High-performance biomass-based solar-thermal hydrogel based on silkworm excrement for water evaporation and thermoelectric integration application

Abstract

Interfacial solar-driven evaporation technology has received widespread attention. However, there are challenges in achieving efficient photothermal conversion and low cost in its practical application. Biomass materials are derived from renewable and sustainable resources and have potential applications in large-scale production of solar evaporators. In this work, we design a strategy to prepare efficient biomass solar-thermal materials through animal metabolism. Silkworms digest nutrients in mulberry leaves, leaving behind pigments in silkworm excrement (SE) that can form biomass solar-thermal materials. Under the irradiation of 1.0 kW m⁻² simulated sunlight intensity, the surface temperature of SE powder can rise to 50 °C, and the photothermal conversion efficiency can reach 8.94%, which is a good photothermal conversion ability. Using polyvinyl alcohol hydrogel as the water evaporation carrier, a silkworm excrement hydrogel solar evaporator is constructed.
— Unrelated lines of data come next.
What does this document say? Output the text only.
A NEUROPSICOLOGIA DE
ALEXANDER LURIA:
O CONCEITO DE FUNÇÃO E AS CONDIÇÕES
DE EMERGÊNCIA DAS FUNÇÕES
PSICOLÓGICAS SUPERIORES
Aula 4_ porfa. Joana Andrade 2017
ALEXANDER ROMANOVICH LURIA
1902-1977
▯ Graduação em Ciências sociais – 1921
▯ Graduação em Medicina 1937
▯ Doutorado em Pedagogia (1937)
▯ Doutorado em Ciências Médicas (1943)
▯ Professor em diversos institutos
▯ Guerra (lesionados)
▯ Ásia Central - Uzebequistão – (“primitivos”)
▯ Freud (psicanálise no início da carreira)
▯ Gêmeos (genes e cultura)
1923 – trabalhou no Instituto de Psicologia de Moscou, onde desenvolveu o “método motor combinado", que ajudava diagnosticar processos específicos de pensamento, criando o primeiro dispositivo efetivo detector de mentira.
Under one sunlight intensity irradiation, the water evaporation efficiency can reach up to 86.65%, with a water evaporation rate of 1.42 kg m⁻² h⁻¹. The low-grade heat generated during the solar-driven evaporation can be effectively used for synergistic water and electricity cogeneration, achieving a voltage of 53.0 mV. This biomass solar-thermal material obtained through animal metabolism is expected to deliver a low-cost, environmentally friendly seawater desalination technology.